İnsanın kendini tanıma biçimi çok önemlidir. Tasavvufta buna “ben feraseti” deniyor. Nefsi tanımak her şeyin başı. Nefis bir potansiyel. Ne kadar çok terbiye edersek o kadar çok kazanıyoruz. Abdulhakim el Hüseyni Hz., “Benim nefsim, Firavun’un nefsinden 70 kat daha kafirdir.” demişti. Yani mübarek aslında “Ben evliyayım.” diyor. Şah-ı Nakşibend ise, “Allah’a giden yol iki adımdır: Birincisi nefsin üzerine basmak, ikincisi ise Allah’a vasıl olmak.” buyuruyor. Rabiatül Adeviyye ise, “Sıfır olmadan bir olunmaz.” diyerek, nefsin her türlü pisliği yapabileceğini kabul etmek, fakat o pisliklerin üzerini örtmek değil, temizlemek gerektiğini işaret ediyor. 

Nefsi tanımak ve hikmet devşirmek adına bir adım daha ileri gidelim. İnsan, içinden geçen her şeyi kendisi zannetmemeli, kendisiyle özdeşleştirmemeli. Aksi halde içinden geçen her şey kadar kendini kötü, pis ve adi hisseder. Ama gerçek bu değildir. Demek ki bugün, “Ben başkayım, nefsim başka.” demek çok önemlidir. 

Gelin bir adım daha ileri gidelim.  İnsan, kendi gözünde kendini kötü ilan etmemeli, ama kendine verdiği not “X” yani belirsiz de olmamalı. Kendini iyi hissetmek için her haklı nedeni bu amaçla baş tacı etmeyi de bilmeli. Buna da kıymetli büyüğümüz Şenel İlhan Bey, “izzet-i nefs” diyor. Yani bir bakıma, Allah yolunda kendine temiz, şanlı bir sayfa açmak… İslami kimliğinin, kişiliğinin farkında olmak; her halukarda kulluk bilinci ve vakarı adına onu korumak…  

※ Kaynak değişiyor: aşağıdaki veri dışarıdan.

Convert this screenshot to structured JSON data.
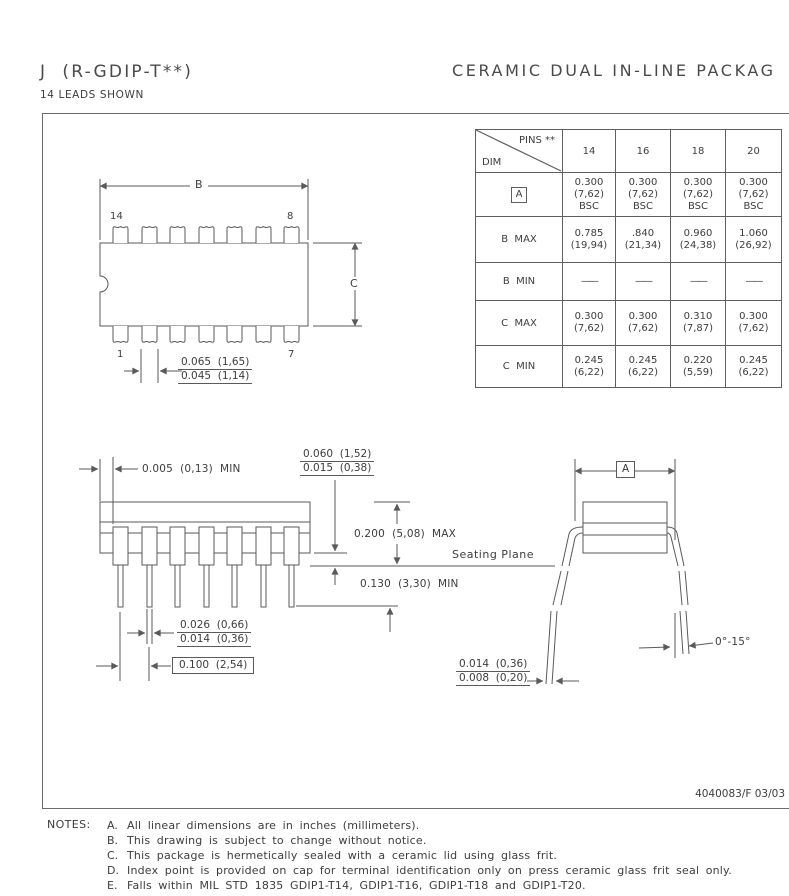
{
  "header": {
    "title_left": "J  (R-GDIP-T**)",
    "subtitle_left": "14 LEADS SHOWN",
    "title_right": "CERAMIC  DUAL  IN-LINE  PACKAG"
  },
  "table": {
    "corner_top": "PINS **",
    "corner_bottom": "DIM",
    "columns": [
      "14",
      "16",
      "18",
      "20"
    ],
    "rows": [
      {
        "label": "A",
        "values": [
          "0.300\n(7,62)\nBSC",
          "0.300\n(7,62)\nBSC",
          "0.300\n(7,62)\nBSC",
          "0.300\n(7,62)\nBSC"
        ]
      },
      {
        "label": "B  MAX",
        "values": [
          "0.785\n(19,94)",
          ".840\n(21,34)",
          "0.960\n(24,38)",
          "1.060\n(26,92)"
        ]
      },
      {
        "label": "B  MIN",
        "values": [
          "——",
          "——",
          "——",
          "——"
        ]
      },
      {
        "label": "C  MAX",
        "values": [
          "0.300\n(7,62)",
          "0.300\n(7,62)",
          "0.310\n(7,87)",
          "0.300\n(7,62)"
        ]
      },
      {
        "label": "C  MIN",
        "values": [
          "0.245\n(6,22)",
          "0.245\n(6,22)",
          "0.220\n(5,59)",
          "0.245\n(6,22)"
        ]
      }
    ]
  },
  "top_view": {
    "dim_b": "B",
    "dim_c": "C",
    "pin14": "14",
    "pin8": "8",
    "pin1": "1",
    "pin7": "7",
    "lead_width_max": "0.065  (1,65)",
    "lead_width_min": "0.045  (1,14)"
  },
  "side_view": {
    "edge_clearance": "0.005  (0,13)  MIN",
    "shoulder_max": "0.060  (1,52)",
    "shoulder_min": "0.015  (0,38)",
    "body_height": "0.200  (5,08)  MAX",
    "seating_plane": "Seating Plane",
    "standoff": "0.130  (3,30)  MIN",
    "lead_w_max": "0.026  (0,66)",
    "lead_w_min": "0.014  (0,36)",
    "pitch": "0.100  (2,54)"
  },
  "end_view": {
    "dim_a": "A",
    "lead_t_max": "0.014  (0,36)",
    "lead_t_min": "0.008  (0,20)",
    "angle": "0°-15°"
  },
  "footer": {
    "doc_number": "4040083/F 03/03"
  },
  "notes": {
    "label": "NOTES:",
    "items": [
      {
        "letter": "A.",
        "text": "All linear dimensions are in inches (millimeters)."
      },
      {
        "letter": "B.",
        "text": "This drawing is subject to change without notice."
      },
      {
        "letter": "C.",
        "text": "This package is hermetically sealed with a ceramic lid using glass frit."
      },
      {
        "letter": "D.",
        "text": "Index point is provided on cap for terminal identification only on press ceramic glass frit seal only."
      },
      {
        "letter": "E.",
        "text": "Falls within MIL STD 1835 GDIP1-T14, GDIP1-T16, GDIP1-T18 and GDIP1-T20."
      }
    ]
  }
}
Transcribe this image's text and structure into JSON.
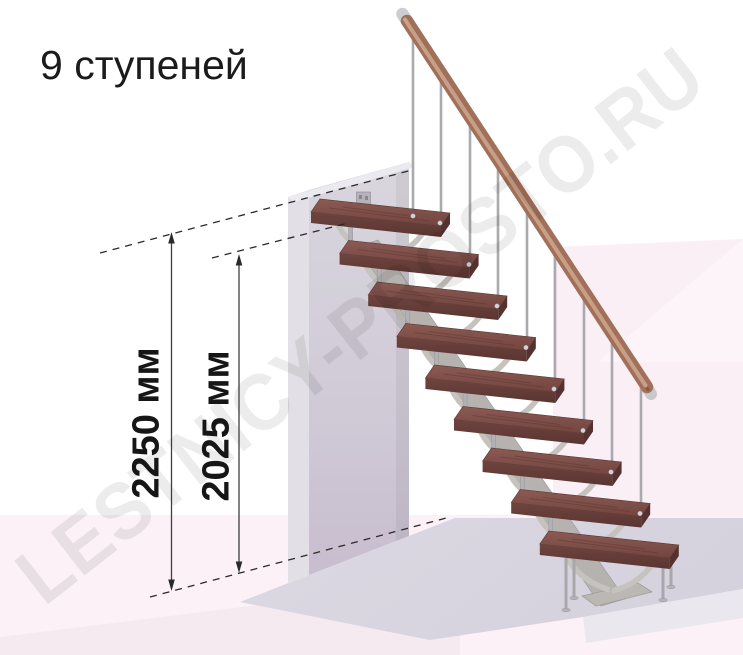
{
  "title": "9 ступеней",
  "watermark": "LESTNICY-PROSTO.RU",
  "stair": {
    "steps_count": 9,
    "description": "modular staircase with 9 wooden treads, central metal spine, balusters and wooden handrail"
  },
  "annotations": {
    "height_total_label": "2250 мм",
    "height_total_value": 2250,
    "height_to_top_step_label": "2025 мм",
    "height_to_top_step_value": 2025,
    "unit": "мм"
  },
  "colors": {
    "tread_wood": "#7d4f49",
    "tread_wood_dark": "#5c3733",
    "handrail_wood": "#a1705a",
    "metal": "#b5b2b0",
    "wall": "#d2ccd8",
    "floor_slab": "#dcd8e2",
    "background_pink_light": "#fcf2f8",
    "background_pink_mid": "#f9eef5",
    "background_pink_deep": "#f5e9f0",
    "annotation_line": "#3f3f44",
    "text": "#1b1b1b"
  }
}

Her türlü çılgınlığın adeta küresel ölçekte yaşandığı bir dünyadayız. Hedonizm ve dünyevileşme en altın çağını yaşıyor. Bugün modernizmin, sekülarizmin, hedonizmin insanı vurduğu yerler var. Çünkü günümüz insanı bugün, kendi içinden, kendi özünden değil, tamamiyle dışarıdan üretilmiş, yani insanda karşılığı olmayan fikri sapmalarla başı dertte; aradığını bulamamanın ızdırabıyla yaşamaktadır. Bunlar günümüz insanına ta derinlerden darbeler vuran, insanın iç dünyasında ruhi sarsıntılar yapan, yaralar açan, onu kendi maverasından uzaklara atan ve yalnızlığa iten, yalnızlaştıran unsurlar. Sonuç; ümitsizlik, stres ve çağın hastalığı depresyon… İnsanlar popüler kültürün sunduğu saçmalıklarla ne yapacağını bilemez halde. Tam da burada bir “modelleme” yapmak gerekiyor. İnsana, neyi nasıl yapacağını, nerede nasıl düşünmesinin ona huzur vereceğini, tabir yerindeyse nasıl insan kalmayı başaracağını anlatmak gerekiyor. Yani bir model sunmak… İnancımızın bize sunduğu tartışmasız model hiç şüphesiz Hz. Peygamber’dir. Bugün, insanlara Peygamber Efendimiz’i en güzel şekilde anlatmak, en mühim görev ve en faydalı iştir. O’nu anlatmak, O’nu kendi şahsımızda en güzel şekilde örnek almak ve temsil edebilmek, insanlığa yapılacak en büyük hizmettir; insanlığın problemlerine sunulacak en büyük ilaçtır. Celalettin Ökten Hoca’nın söylediği gibi; “Allah’a giden bütün yollar kapalıdır. Ancak Hz. Muhammed’in yolu açıktır.” 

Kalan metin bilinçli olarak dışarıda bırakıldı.